* To the Brittany Clingen Carl op-ed…
Beyond supporting Rauner during his 2014 campaign, I also briefly worked in his administration this summer. I learned firsthand during that time how strident the Rauners are in their support of abortion, so I’m not going to attempt here to prove to them how morally wrong it is. I won’t try to convince them that abortion is murder; that claiming to fight for women’s rights is contrary to allowing millions of them to be exterminated in utero; that science proves life begins at conception; that pre-born children are more than just “clumps of cells.” (Perhaps on this last item, the Rauners can refer to a recent social media post by the Ounce of Prevention Fund, where Diana Rauner is president. A Sept. 18 Ounce of Prevention Fund Facebook post said: “Parenting begins before your baby is even born: Did you know babies’ taste buds begin developing at 8 weeks? Research suggests that what you eat during your pregnancy impacts what your child eats as they grow up — so time to start developing their taste for veggies now!”)

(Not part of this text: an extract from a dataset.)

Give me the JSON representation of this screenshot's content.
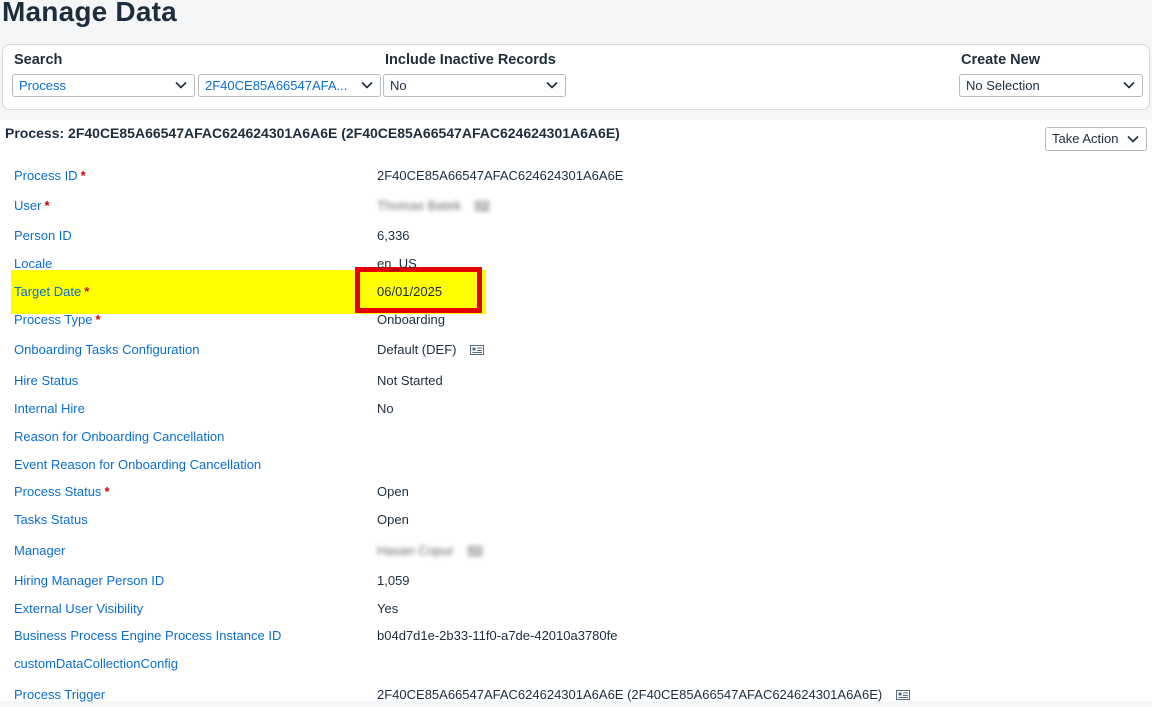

Since moral arguments will not resonate, I’ll stick to the political and economic ones.
In April, the governor’s office stated he did not support HB 40 due to “the sharp divisions of opinion of taxpayer funding of abortion.” Rauner’s initial assessment of the situation is correct, and he should stick to it. Taxpayers on both sides of the abortion debate are deeply divided over whether taxpayers should pay for abortions, especially abortions that are entirely elective and are not related to rape, incest and/or the life of the mother.

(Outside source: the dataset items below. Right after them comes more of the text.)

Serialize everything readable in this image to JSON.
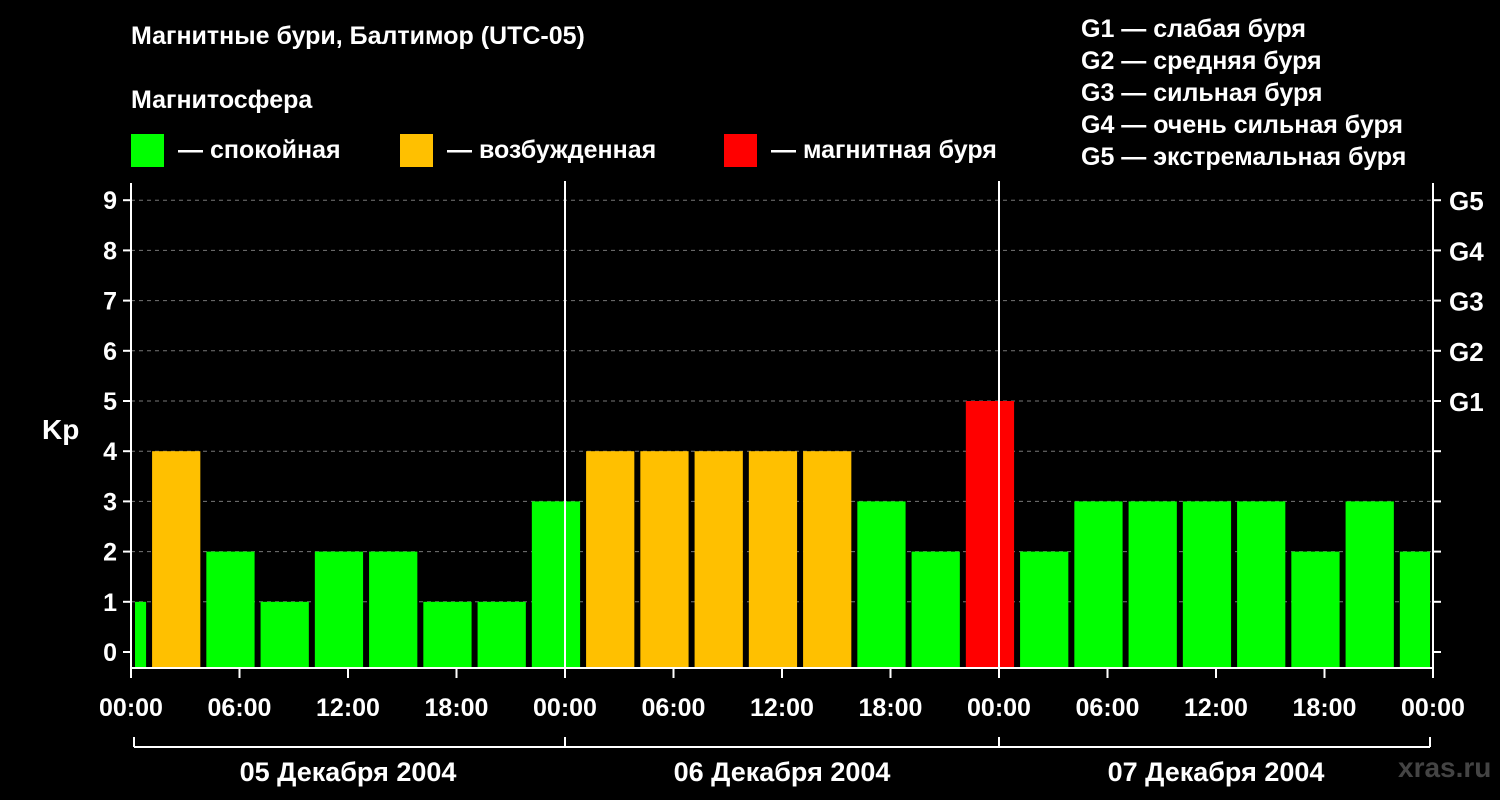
{
  "header": {
    "title": "Магнитные бури, Балтимор (UTC-05)",
    "subtitle": "Магнитосфера"
  },
  "legend": [
    {
      "color": "#00ff00",
      "label": "— спокойная"
    },
    {
      "color": "#ffc000",
      "label": "— возбужденная"
    },
    {
      "color": "#ff0000",
      "label": "— магнитная буря"
    }
  ],
  "g_legend": [
    "G1 — слабая буря",
    "G2 — средняя буря",
    "G3 — сильная буря",
    "G4 — очень сильная буря",
    "G5 — экстремальная буря"
  ],
  "watermark": "xras.ru",
  "chart_data": {
    "type": "bar",
    "ylabel": "Kp",
    "ylim": [
      0,
      9
    ],
    "yticks": [
      "0",
      "1",
      "2",
      "3",
      "4",
      "5",
      "6",
      "7",
      "8",
      "9"
    ],
    "g_ticks": [
      {
        "kp": 5,
        "label": "G1"
      },
      {
        "kp": 6,
        "label": "G2"
      },
      {
        "kp": 7,
        "label": "G3"
      },
      {
        "kp": 8,
        "label": "G4"
      },
      {
        "kp": 9,
        "label": "G5"
      }
    ],
    "xticks": [
      "00:00",
      "06:00",
      "12:00",
      "18:00",
      "00:00",
      "06:00",
      "12:00",
      "18:00",
      "00:00",
      "06:00",
      "12:00",
      "18:00",
      "00:00"
    ],
    "days": [
      "05 Декабря 2004",
      "06 Декабря 2004",
      "07 Декабря 2004"
    ],
    "colors": {
      "quiet": "#00ff00",
      "active": "#ffc000",
      "storm": "#ff0000"
    },
    "grid": "dashed horizontal",
    "bars": [
      {
        "start_hour": 0,
        "end_hour": 1,
        "kp": 1,
        "state": "quiet"
      },
      {
        "start_hour": 1,
        "end_hour": 4,
        "kp": 4,
        "state": "active"
      },
      {
        "start_hour": 4,
        "end_hour": 7,
        "kp": 2,
        "state": "quiet"
      },
      {
        "start_hour": 7,
        "end_hour": 10,
        "kp": 1,
        "state": "quiet"
      },
      {
        "start_hour": 10,
        "end_hour": 13,
        "kp": 2,
        "state": "quiet"
      },
      {
        "start_hour": 13,
        "end_hour": 16,
        "kp": 2,
        "state": "quiet"
      },
      {
        "start_hour": 16,
        "end_hour": 19,
        "kp": 1,
        "state": "quiet"
      },
      {
        "start_hour": 19,
        "end_hour": 22,
        "kp": 1,
        "state": "quiet"
      },
      {
        "start_hour": 22,
        "end_hour": 25,
        "kp": 3,
        "state": "quiet"
      },
      {
        "start_hour": 25,
        "end_hour": 28,
        "kp": 4,
        "state": "active"
      },
      {
        "start_hour": 28,
        "end_hour": 31,
        "kp": 4,
        "state": "active"
      },
      {
        "start_hour": 31,
        "end_hour": 34,
        "kp": 4,
        "state": "active"
      },
      {
        "start_hour": 34,
        "end_hour": 37,
        "kp": 4,
        "state": "active"
      },
      {
        "start_hour": 37,
        "end_hour": 40,
        "kp": 4,
        "state": "active"
      },
      {
        "start_hour": 40,
        "end_hour": 43,
        "kp": 3,
        "state": "quiet"
      },
      {
        "start_hour": 43,
        "end_hour": 46,
        "kp": 2,
        "state": "quiet"
      },
      {
        "start_hour": 46,
        "end_hour": 49,
        "kp": 5,
        "state": "storm"
      },
      {
        "start_hour": 49,
        "end_hour": 52,
        "kp": 2,
        "state": "quiet"
      },
      {
        "start_hour": 52,
        "end_hour": 55,
        "kp": 3,
        "state": "quiet"
      },
      {
        "start_hour": 55,
        "end_hour": 58,
        "kp": 3,
        "state": "quiet"
      },
      {
        "start_hour": 58,
        "end_hour": 61,
        "kp": 3,
        "state": "quiet"
      },
      {
        "start_hour": 61,
        "end_hour": 64,
        "kp": 3,
        "state": "quiet"
      },
      {
        "start_hour": 64,
        "end_hour": 67,
        "kp": 2,
        "state": "quiet"
      },
      {
        "start_hour": 67,
        "end_hour": 70,
        "kp": 3,
        "state": "quiet"
      },
      {
        "start_hour": 70,
        "end_hour": 72,
        "kp": 2,
        "state": "quiet"
      }
    ]
  }
}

The governor should stick to the theme that was his battle cry during the 2014 campaign: Protect taxpayers. Forcing taxpayers to pay for elective abortions is not consistent with the promises Rauner made when he ran for office. […]
If Rauner wants voters — especially those who comprise his conservative base — to believe anything he says on the campaign trail in 2018, he should veto the abortion bill on his desk. If Gov. Rauner truly believes in doing what’s best for taxpayers, he must veto the legislation.